Morris Kalka (Chairman)
James T. Rogers, Jr.
Albert L. Vitter III
Applied Mathematics and Partial Differential Equations
The work of the group focuses on the qualitative behavior of solutions to partial differential equations, such as concentration, spatial and temporal patterns, stability, long time behavior, blow-up, phase separation and interfacial motion. Recently, we have studied anisotropic heat transfer. The equations are often nonlinear and are motivated by applications of mathematics to natural sciences. The goal is to understand a phenomenon and to develop mathematical methods that apply to more general situations.
Faculty: Xuefeng Wang.
Post Docs: Michael Nicholas, Sarah Olson
This area relates to mathematical problems that have their origin in Symbolic Computation. These include the closed-form evaluation of series and integrals, many of which have connections to Dynamical Systems, Combinatorics and Number Theory. The goal is to develop algorithms that will obtain such closed forms or prove their impossibility.
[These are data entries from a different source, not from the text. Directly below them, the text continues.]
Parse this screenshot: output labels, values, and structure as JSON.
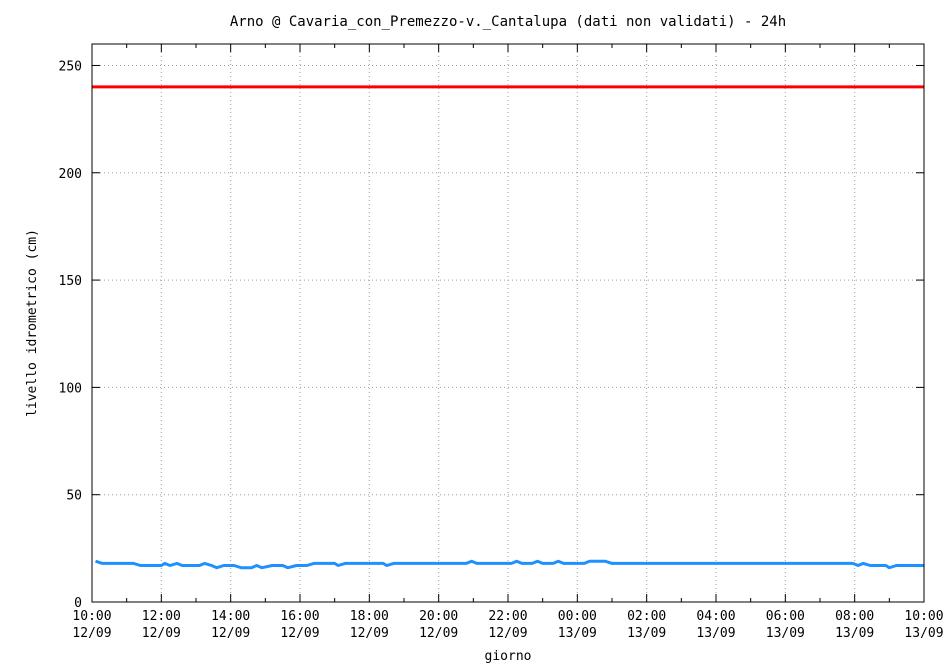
{
  "chart_data": {
    "type": "line",
    "title": "Arno @ Cavaria_con_Premezzo-v._Cantalupa (dati non validati) - 24h",
    "xlabel": "giorno",
    "ylabel": "livello idrometrico (cm)",
    "ylim": [
      0,
      260
    ],
    "yticks": [
      0,
      50,
      100,
      150,
      200,
      250
    ],
    "xlim": [
      0,
      24
    ],
    "xticks": [
      {
        "x": 0,
        "time": "10:00",
        "date": "12/09"
      },
      {
        "x": 2,
        "time": "12:00",
        "date": "12/09"
      },
      {
        "x": 4,
        "time": "14:00",
        "date": "12/09"
      },
      {
        "x": 6,
        "time": "16:00",
        "date": "12/09"
      },
      {
        "x": 8,
        "time": "18:00",
        "date": "12/09"
      },
      {
        "x": 10,
        "time": "20:00",
        "date": "12/09"
      },
      {
        "x": 12,
        "time": "22:00",
        "date": "12/09"
      },
      {
        "x": 14,
        "time": "00:00",
        "date": "13/09"
      },
      {
        "x": 16,
        "time": "02:00",
        "date": "13/09"
      },
      {
        "x": 18,
        "time": "04:00",
        "date": "13/09"
      },
      {
        "x": 20,
        "time": "06:00",
        "date": "13/09"
      },
      {
        "x": 22,
        "time": "08:00",
        "date": "13/09"
      },
      {
        "x": 24,
        "time": "10:00",
        "date": "13/09"
      }
    ],
    "grid": true,
    "series": [
      {
        "color": "#ff0000",
        "points": [
          [
            0,
            240
          ],
          [
            24,
            240
          ]
        ]
      },
      {
        "color": "#1e90ff",
        "points": [
          [
            0.1,
            19
          ],
          [
            0.3,
            18
          ],
          [
            1.2,
            18
          ],
          [
            1.4,
            17
          ],
          [
            2.0,
            17
          ],
          [
            2.1,
            18
          ],
          [
            2.25,
            17
          ],
          [
            2.45,
            18
          ],
          [
            2.6,
            17
          ],
          [
            3.1,
            17
          ],
          [
            3.25,
            18
          ],
          [
            3.45,
            17
          ],
          [
            3.6,
            16
          ],
          [
            3.8,
            17
          ],
          [
            4.1,
            17
          ],
          [
            4.3,
            16
          ],
          [
            4.6,
            16
          ],
          [
            4.75,
            17
          ],
          [
            4.9,
            16
          ],
          [
            5.2,
            17
          ],
          [
            5.5,
            17
          ],
          [
            5.65,
            16
          ],
          [
            5.9,
            17
          ],
          [
            6.2,
            17
          ],
          [
            6.4,
            18
          ],
          [
            7.0,
            18
          ],
          [
            7.1,
            17
          ],
          [
            7.3,
            18
          ],
          [
            8.4,
            18
          ],
          [
            8.5,
            17
          ],
          [
            8.7,
            18
          ],
          [
            10.8,
            18
          ],
          [
            10.95,
            19
          ],
          [
            11.1,
            18
          ],
          [
            12.1,
            18
          ],
          [
            12.25,
            19
          ],
          [
            12.4,
            18
          ],
          [
            12.7,
            18
          ],
          [
            12.85,
            19
          ],
          [
            13.0,
            18
          ],
          [
            13.3,
            18
          ],
          [
            13.45,
            19
          ],
          [
            13.6,
            18
          ],
          [
            14.2,
            18
          ],
          [
            14.35,
            19
          ],
          [
            14.8,
            19
          ],
          [
            15.0,
            18
          ],
          [
            21.95,
            18
          ],
          [
            22.1,
            17
          ],
          [
            22.25,
            18
          ],
          [
            22.45,
            17
          ],
          [
            22.9,
            17
          ],
          [
            23.0,
            16
          ],
          [
            23.2,
            17
          ],
          [
            24.0,
            17
          ]
        ]
      }
    ]
  }
}
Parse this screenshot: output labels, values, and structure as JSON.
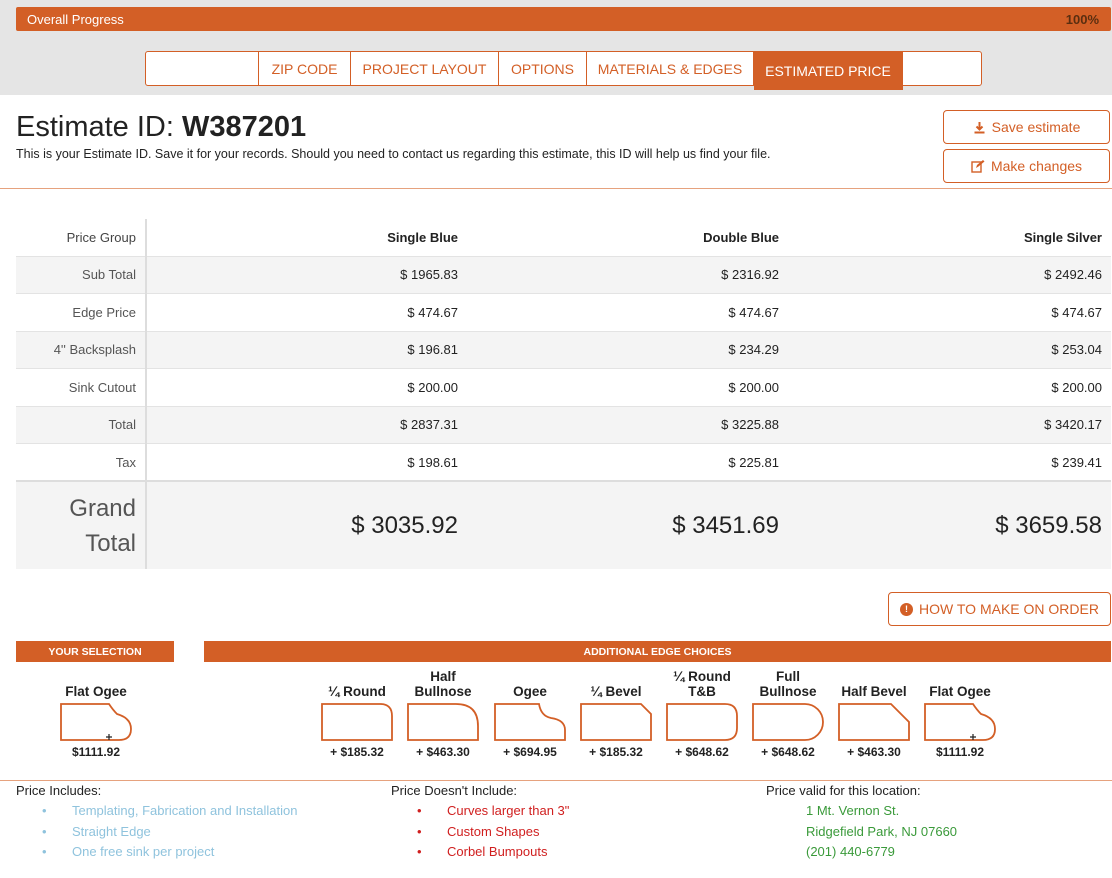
{
  "progress": {
    "label": "Overall Progress",
    "percent_text": "100%",
    "value": 1.0
  },
  "tabs": [
    {
      "label": "",
      "active": false
    },
    {
      "label": "ZIP CODE",
      "active": false
    },
    {
      "label": "PROJECT LAYOUT",
      "active": false
    },
    {
      "label": "OPTIONS",
      "active": false
    },
    {
      "label": "MATERIALS & EDGES",
      "active": false
    },
    {
      "label": "ESTIMATED PRICE",
      "active": true
    },
    {
      "label": "",
      "active": false
    }
  ],
  "estimate": {
    "title_prefix": "Estimate ID: ",
    "id": "W387201",
    "subtitle": "This is your Estimate ID. Save it for your records. Should you need to contact us regarding this estimate, this ID will help us find your file.",
    "save_label": "Save estimate",
    "changes_label": "Make changes"
  },
  "price_table": {
    "header": [
      "Price Group",
      "Single Blue",
      "Double Blue",
      "Single Silver"
    ],
    "rows": [
      {
        "label": "Sub Total",
        "values": [
          "$ 1965.83",
          "$ 2316.92",
          "$ 2492.46"
        ]
      },
      {
        "label": "Edge Price",
        "values": [
          "$ 474.67",
          "$ 474.67",
          "$ 474.67"
        ]
      },
      {
        "label": "4'' Backsplash",
        "values": [
          "$ 196.81",
          "$ 234.29",
          "$ 253.04"
        ]
      },
      {
        "label": "Sink Cutout",
        "values": [
          "$ 200.00",
          "$ 200.00",
          "$ 200.00"
        ]
      },
      {
        "label": "Total",
        "values": [
          "$ 2837.31",
          "$ 3225.88",
          "$ 3420.17"
        ]
      },
      {
        "label": "Tax",
        "values": [
          "$ 198.61",
          "$ 225.81",
          "$ 239.41"
        ]
      }
    ],
    "grand": {
      "label_line1": "Grand",
      "label_line2": "Total",
      "values": [
        "$ 3035.92",
        "$ 3451.69",
        "$ 3659.58"
      ]
    }
  },
  "how_to_label": "HOW TO MAKE ON ORDER",
  "selection": {
    "header": "YOUR SELECTION",
    "edge": {
      "name": "Flat Ogee",
      "price": "$1111.92"
    }
  },
  "additional": {
    "header": "ADDITIONAL EDGE CHOICES",
    "edges": [
      {
        "name": "¼ Round",
        "price": "+ $185.32"
      },
      {
        "name": "Half Bullnose",
        "price": "+ $463.30"
      },
      {
        "name": "Ogee",
        "price": "+ $694.95"
      },
      {
        "name": "¼ Bevel",
        "price": "+ $185.32"
      },
      {
        "name": "¼ Round T&B",
        "price": "+ $648.62"
      },
      {
        "name": "Full Bullnose",
        "price": "+ $648.62"
      },
      {
        "name": "Half Bevel",
        "price": "+ $463.30"
      },
      {
        "name": "Flat Ogee",
        "price": "$1111.92"
      }
    ]
  },
  "includes": {
    "heading": "Price Includes:",
    "items": [
      "Templating, Fabrication and Installation",
      "Straight Edge",
      "One free sink per project"
    ]
  },
  "excludes": {
    "heading": "Price Doesn't Include:",
    "items": [
      "Curves larger than 3\"",
      "Custom Shapes",
      "Corbel Bumpouts"
    ]
  },
  "location": {
    "heading": "Price valid for this location:",
    "lines": [
      "1 Mt. Vernon St.",
      "Ridgefield Park, NJ 07660",
      "(201) 440-6779"
    ]
  },
  "colors": {
    "accent": "#d35f26",
    "included": "#8fc3dd",
    "excluded": "#d01f1f",
    "location": "#3a9a3a"
  }
}
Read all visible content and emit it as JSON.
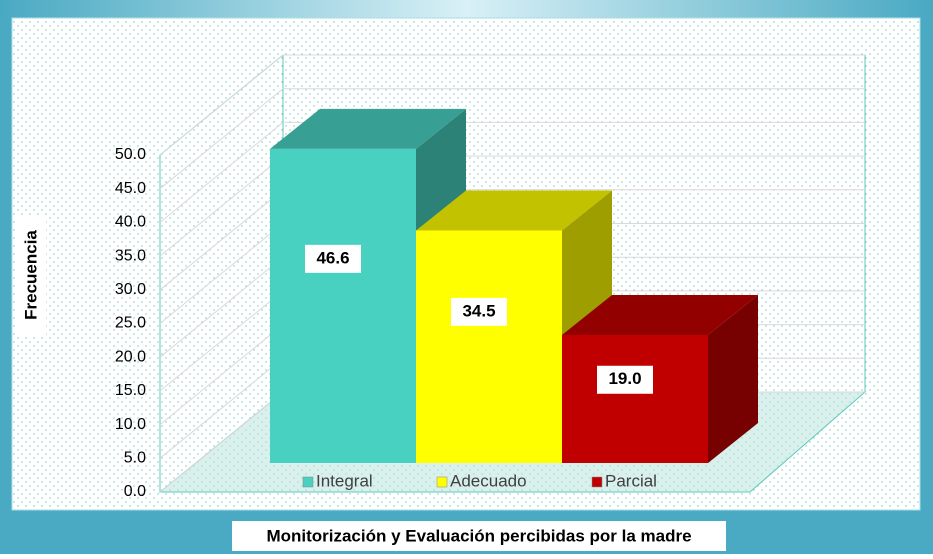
{
  "chart_data": {
    "type": "bar3d",
    "x_label": "Monitorización y Evaluación percibidas por la madre",
    "y_label": "Frecuencia",
    "categories": [
      "Integral",
      "Adecuado",
      "Parcial"
    ],
    "values": [
      46.6,
      34.5,
      19.0
    ],
    "value_labels": [
      "46.6",
      "34.5",
      "19.0"
    ],
    "colors": [
      "#48d1c1",
      "#ffff00",
      "#c00000"
    ],
    "ylim": [
      0,
      50
    ],
    "yticks": [
      {
        "value": 0,
        "label": "0.0"
      },
      {
        "value": 5,
        "label": "5.0"
      },
      {
        "value": 10,
        "label": "10.0"
      },
      {
        "value": 15,
        "label": "15.0"
      },
      {
        "value": 20,
        "label": "20.0"
      },
      {
        "value": 25,
        "label": "25.0"
      },
      {
        "value": 30,
        "label": "30.0"
      },
      {
        "value": 35,
        "label": "35.0"
      },
      {
        "value": 40,
        "label": "40.0"
      },
      {
        "value": 45,
        "label": "45.0"
      },
      {
        "value": 50,
        "label": "50.0"
      }
    ],
    "grid": true,
    "legend": "bottom"
  }
}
Recent work of this group includes the development of Landen transformations that are the analogue of the classical Arithmetic Geometric mean for elliptic integrals.
Faculty: Victor Moll
Visiting Faculty: Tewodros Amdeberhan
This group works on numerical methods for partial differential equations and maintains a strong interest in applications to general fluid dynamics with emphasis on biofluid dynamics. Recent work of this group includes accurate computational methods for flows in bounded domains and developing improved immersed boundary methods for aquatic animal locomotion, bacterial chemotaxis and bioremediation. Members of this group were co-founders of the Center for Computational Science (CCS) where they collaborate in research with faculty from the School of Engineering, the sciences, Health sciences, and more. Through the CCS, this group holds grants that support postdoctoral researchers, graduate students, undergraduates, and distinguished visitors.
Lisa J. Fauci
Probability and Statistics
Group members work in applied probability, probability, statistics, and stochastic processes. Specific research interests include the bootstrap, censored data and survival analysis, dynamical systems with random perturbations, likelihood methods, linear models, Markov chains and Markov processes, and statistical inference. This group cooperates in research, applications, and seminars with the Department of Biostatistics.
John R. Liukkonen
Alexander D. Wentzell
The research in this area ranges from broad topics in Mathematical Physics such as cosmology and general relativity to geometric aspects of super-symmetric string theories and M-theory.